Les OGM ont été faits à partir d’une vision simpliste de la biologie, calquée sur le modèle informatique, avec l’ADN comme programme. Tout le reste était sensé découler des instructions ainsi codées. La transgenèse consistait simplement à remplacer une instruction par une autre, dont la fonction dans un autre organisme était connue (ou en rajouter une, etc.). Avec les découvertes faites ces dix dernières années, plus rien de ces pseudo bases théoriques ne subsiste. Il est devenu clair que la biologie s’organise comme un vaste et complexe réseau d’interaction, dont l’ADN n’est pas le centre, même s’il est probablement un connecteur de grande importance. Ce réseau, déjà ouvert au delà de l’individu par de nombreuses molécules actives absorbées par lui, s’ouvre maintenant à des interférants constituants du système génétique. Comment justifier la poursuite de la production d’OGM alors que ce qui a permis de les créer s’avère aussi manifestement faux ? Comment, aussi, tenir compte, dans l’évaluation des OGM, de ces ARN interférants dont on ne sait encore presque rien ? Comment accepter, quand on commence à constater que ces ARN sont au cœur même des processus biologiques et impliqués dans des pathologies graves, que, sans presque rien en connaître, on en fasse produire par des plantes génétiquement modifiées disséminées en milieu ouvert, comme dans le cas de la vigne transgénique de l’INRA de Colmar ou du haricot GM en cours de validation au Brésil ?
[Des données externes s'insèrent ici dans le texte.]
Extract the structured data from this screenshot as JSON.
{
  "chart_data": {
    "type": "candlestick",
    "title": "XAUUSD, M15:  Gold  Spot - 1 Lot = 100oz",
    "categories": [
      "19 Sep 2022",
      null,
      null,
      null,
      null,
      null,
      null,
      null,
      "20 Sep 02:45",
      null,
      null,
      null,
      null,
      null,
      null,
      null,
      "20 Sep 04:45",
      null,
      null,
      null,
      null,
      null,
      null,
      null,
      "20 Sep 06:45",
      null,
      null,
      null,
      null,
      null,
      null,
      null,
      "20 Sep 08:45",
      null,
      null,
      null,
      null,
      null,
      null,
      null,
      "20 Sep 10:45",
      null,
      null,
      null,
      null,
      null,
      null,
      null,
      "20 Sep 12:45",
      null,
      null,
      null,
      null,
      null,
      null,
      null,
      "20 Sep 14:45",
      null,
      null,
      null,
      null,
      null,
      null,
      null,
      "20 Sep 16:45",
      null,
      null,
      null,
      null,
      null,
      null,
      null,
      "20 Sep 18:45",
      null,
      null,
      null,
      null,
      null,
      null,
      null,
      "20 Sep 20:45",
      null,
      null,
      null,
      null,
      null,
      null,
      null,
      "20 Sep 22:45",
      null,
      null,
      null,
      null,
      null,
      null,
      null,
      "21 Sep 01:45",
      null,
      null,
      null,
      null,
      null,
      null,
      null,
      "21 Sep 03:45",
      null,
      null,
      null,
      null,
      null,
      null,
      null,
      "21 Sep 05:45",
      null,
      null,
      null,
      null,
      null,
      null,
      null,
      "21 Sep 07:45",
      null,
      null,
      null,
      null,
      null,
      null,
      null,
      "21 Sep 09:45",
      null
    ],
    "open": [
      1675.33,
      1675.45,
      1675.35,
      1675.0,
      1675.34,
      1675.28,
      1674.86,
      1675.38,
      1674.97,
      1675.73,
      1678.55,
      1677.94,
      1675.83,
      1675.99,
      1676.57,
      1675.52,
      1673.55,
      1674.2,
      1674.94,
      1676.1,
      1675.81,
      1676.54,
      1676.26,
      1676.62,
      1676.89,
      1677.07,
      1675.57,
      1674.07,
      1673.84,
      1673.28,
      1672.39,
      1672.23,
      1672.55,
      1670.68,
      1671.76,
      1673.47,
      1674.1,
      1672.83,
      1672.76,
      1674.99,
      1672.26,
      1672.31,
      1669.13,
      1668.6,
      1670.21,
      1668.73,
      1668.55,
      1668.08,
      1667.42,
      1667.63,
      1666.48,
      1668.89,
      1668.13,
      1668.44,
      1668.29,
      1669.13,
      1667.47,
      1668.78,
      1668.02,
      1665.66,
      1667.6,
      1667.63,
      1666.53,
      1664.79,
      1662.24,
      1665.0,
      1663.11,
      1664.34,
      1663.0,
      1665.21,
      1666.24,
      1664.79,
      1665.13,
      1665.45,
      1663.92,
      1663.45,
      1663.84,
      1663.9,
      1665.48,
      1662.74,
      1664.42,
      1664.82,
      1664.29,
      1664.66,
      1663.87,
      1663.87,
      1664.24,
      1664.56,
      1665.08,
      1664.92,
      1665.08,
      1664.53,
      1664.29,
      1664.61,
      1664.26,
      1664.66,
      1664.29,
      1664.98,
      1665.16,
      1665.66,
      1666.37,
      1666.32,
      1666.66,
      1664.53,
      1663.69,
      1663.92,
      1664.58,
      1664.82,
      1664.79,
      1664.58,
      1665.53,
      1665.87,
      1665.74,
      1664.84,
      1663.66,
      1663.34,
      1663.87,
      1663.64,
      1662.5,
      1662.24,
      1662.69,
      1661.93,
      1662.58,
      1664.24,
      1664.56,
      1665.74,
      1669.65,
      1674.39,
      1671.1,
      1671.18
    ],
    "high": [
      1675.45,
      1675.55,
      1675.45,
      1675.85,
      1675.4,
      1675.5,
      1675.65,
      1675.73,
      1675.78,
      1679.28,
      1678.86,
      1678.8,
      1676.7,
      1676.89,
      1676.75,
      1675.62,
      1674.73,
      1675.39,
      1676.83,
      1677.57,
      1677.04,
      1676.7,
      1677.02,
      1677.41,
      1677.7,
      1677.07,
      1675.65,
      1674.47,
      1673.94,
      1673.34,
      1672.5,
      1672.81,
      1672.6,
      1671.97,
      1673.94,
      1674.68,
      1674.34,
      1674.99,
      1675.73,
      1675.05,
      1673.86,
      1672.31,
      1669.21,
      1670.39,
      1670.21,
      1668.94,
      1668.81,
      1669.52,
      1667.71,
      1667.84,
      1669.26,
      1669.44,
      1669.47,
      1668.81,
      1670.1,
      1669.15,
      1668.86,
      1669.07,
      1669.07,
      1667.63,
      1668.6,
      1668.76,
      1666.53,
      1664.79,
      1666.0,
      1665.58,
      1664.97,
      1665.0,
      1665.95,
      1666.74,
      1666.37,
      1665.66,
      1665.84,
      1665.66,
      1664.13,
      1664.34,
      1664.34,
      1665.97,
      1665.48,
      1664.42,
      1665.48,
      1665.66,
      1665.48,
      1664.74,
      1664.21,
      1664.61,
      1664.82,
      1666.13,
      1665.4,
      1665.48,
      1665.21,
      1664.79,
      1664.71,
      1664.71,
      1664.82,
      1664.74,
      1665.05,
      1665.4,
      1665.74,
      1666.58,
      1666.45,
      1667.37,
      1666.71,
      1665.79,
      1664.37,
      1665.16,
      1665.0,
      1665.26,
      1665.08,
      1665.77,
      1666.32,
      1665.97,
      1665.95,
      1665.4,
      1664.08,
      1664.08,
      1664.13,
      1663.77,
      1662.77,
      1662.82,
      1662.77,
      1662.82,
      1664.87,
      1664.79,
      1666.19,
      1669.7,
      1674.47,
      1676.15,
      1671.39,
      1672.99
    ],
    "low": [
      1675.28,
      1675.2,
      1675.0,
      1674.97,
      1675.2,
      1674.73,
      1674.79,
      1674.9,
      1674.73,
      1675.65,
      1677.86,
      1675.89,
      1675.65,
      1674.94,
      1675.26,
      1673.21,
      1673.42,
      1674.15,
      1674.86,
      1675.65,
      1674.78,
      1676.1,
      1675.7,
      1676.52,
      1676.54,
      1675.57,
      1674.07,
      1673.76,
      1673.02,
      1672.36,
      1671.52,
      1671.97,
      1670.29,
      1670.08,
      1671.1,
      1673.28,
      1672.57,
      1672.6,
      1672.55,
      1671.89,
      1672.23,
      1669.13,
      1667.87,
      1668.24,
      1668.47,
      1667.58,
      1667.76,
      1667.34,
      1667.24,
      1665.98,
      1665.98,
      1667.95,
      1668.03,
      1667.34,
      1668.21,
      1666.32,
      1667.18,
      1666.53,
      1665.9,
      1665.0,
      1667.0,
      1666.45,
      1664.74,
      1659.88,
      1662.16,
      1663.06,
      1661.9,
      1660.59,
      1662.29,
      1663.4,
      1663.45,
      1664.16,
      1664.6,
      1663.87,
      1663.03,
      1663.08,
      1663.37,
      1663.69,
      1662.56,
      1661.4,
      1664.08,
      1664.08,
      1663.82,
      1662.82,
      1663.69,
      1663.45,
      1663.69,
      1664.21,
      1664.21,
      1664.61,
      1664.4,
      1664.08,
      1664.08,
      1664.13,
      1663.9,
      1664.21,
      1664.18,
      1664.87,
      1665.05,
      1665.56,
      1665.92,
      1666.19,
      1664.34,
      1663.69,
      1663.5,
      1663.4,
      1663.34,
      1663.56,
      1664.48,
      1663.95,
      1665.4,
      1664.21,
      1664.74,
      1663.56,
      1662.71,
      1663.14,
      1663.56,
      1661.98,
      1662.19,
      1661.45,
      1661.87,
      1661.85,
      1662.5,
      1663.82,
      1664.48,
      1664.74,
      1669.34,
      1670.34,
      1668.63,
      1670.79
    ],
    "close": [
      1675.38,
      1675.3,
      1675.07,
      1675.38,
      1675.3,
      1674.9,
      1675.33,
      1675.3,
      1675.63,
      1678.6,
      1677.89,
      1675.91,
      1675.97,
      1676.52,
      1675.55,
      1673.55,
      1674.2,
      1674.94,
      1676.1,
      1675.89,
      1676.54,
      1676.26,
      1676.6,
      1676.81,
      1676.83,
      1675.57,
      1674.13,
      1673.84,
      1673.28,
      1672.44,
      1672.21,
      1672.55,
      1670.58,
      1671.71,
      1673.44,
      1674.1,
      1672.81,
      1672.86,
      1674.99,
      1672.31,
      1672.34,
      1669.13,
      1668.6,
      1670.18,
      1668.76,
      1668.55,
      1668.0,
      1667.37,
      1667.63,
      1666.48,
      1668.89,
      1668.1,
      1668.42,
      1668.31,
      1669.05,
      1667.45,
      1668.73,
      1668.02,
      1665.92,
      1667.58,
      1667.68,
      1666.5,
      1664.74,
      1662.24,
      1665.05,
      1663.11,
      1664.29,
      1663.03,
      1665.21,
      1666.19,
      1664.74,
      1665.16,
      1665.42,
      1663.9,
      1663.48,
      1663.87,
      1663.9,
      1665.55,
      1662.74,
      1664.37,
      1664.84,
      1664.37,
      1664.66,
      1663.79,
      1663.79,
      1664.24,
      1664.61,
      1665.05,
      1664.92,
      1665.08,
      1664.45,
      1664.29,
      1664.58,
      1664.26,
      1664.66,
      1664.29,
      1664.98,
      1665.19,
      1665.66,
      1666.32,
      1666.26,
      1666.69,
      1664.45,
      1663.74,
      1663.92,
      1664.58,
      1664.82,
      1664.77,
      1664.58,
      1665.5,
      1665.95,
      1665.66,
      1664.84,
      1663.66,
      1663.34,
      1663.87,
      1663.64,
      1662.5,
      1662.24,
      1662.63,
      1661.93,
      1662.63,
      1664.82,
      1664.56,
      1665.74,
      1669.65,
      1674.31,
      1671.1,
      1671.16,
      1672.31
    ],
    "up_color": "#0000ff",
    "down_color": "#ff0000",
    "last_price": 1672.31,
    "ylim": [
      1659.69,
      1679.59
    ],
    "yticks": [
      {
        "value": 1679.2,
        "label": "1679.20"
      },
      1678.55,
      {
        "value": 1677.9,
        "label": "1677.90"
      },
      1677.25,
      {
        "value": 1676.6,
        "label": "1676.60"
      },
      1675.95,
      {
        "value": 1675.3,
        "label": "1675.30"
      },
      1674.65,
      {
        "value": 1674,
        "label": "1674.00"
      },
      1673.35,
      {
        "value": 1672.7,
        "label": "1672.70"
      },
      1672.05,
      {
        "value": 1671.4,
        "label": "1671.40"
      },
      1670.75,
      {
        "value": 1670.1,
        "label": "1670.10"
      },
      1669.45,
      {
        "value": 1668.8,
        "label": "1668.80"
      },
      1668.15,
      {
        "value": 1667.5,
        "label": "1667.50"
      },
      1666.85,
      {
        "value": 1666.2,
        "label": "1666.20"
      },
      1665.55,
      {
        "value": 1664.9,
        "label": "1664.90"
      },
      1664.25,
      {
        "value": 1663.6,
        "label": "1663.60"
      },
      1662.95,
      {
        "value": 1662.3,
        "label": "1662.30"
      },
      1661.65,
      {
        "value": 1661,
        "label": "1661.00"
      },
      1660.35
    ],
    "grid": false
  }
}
Terminons par deux citations, l’une de Yves Chupeau, expert pourtant très favorable aux OGM, qui, à propos de la publication chinois, précise : « Cette étude implique de la part des biologistes qui voudraient utiliser les dsARN, une vigilance particulière, spécialement dans le cas de la protection des plantes en champ contre les maladies » [6]. Et celle de Jacques Testart, dans un article de Libération du 14 octobre 2011 : « C’est à dire qu’on va faire entrer dans la chaîne alimentaire des molécules dont on découvre des propriétés insoupçonnées [...] ! Comme si chaque brèche ouverte dans l’immense ignorance autorisait la suffisance scientiste [...] à nier qu’il reste d’innombrables inconnues dont une seule peut suffire à ruiner l’édifice technologique. Faute d’humilité, nos productions brevetables sont souvent des injures à l’intelligence ».